Foto: © Dombauarchiv Köln, A. Wolff

Die Teufelswette

Eines Tages verlangte ein welscher Baumeister Gerhard von Ryle zu sprechen und fragte ihn ob er guten Rat für seinen Bau gebrauchen könne. Stolz wies der Dombaumeister dies zurück. Der Teufel, denn niemand anderes stand vor ihm, verwickelte Meister Gerhard daraufhin geschickt in ein Streitgespräch aus dem folgender Pakt entstand: wenn der Teufel es fertig brächte eine Wasserleitung aus der fernen Eifel nach Köln zu bauen und so einen Bach unterhalb des Domes fließen zu lassen bevor der Dom vollendet sei, so gehöre der Baumeister ihm.

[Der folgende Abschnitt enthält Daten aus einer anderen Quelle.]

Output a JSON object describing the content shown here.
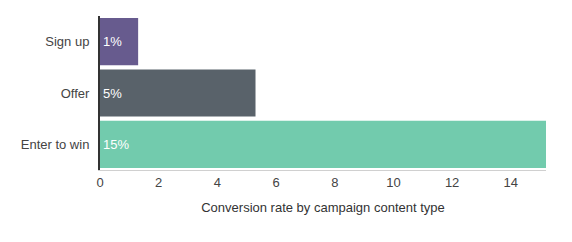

Gerhard willigte ein, da er sicher war, daß der Teufel das Geheimnis nicht kannte, Wasser über so weite Strecken zu führen. Der Teufel, der lange Zeit herumrätselte, warum das Wasser nicht durch seine Leitung fließen wollte, erfuhr dies schließlich durch eine List von Gerhards Frau. Beim Bau der Wasserleitung solle er alle Viertelstunden Weges ein Luftloch lassen, damit das Wasser bis Köln fließen konnte. Schon einige Tage später sah Gerhard ein munteres Bächlein unterhalb des Domes plätschern, auf dem sich die Enten tummelten. Da erkannte er, daß der Teufel seine Wette gewonnen hatte. Einen schaurigen Schrei ausstoßend stürzte er sich in die Tiefe, damit der Teufel ihn wenigstens nicht bei lebendigem Leibe bekomme. Der Teufel, in Form eines Höllenhundes, kam ihm jedoch zuvor, packte ihn und fuhr mit ihm zur Hölle. Lange Zeit fand sich kein Meister mehr bereit am Dom weiter zu bauen.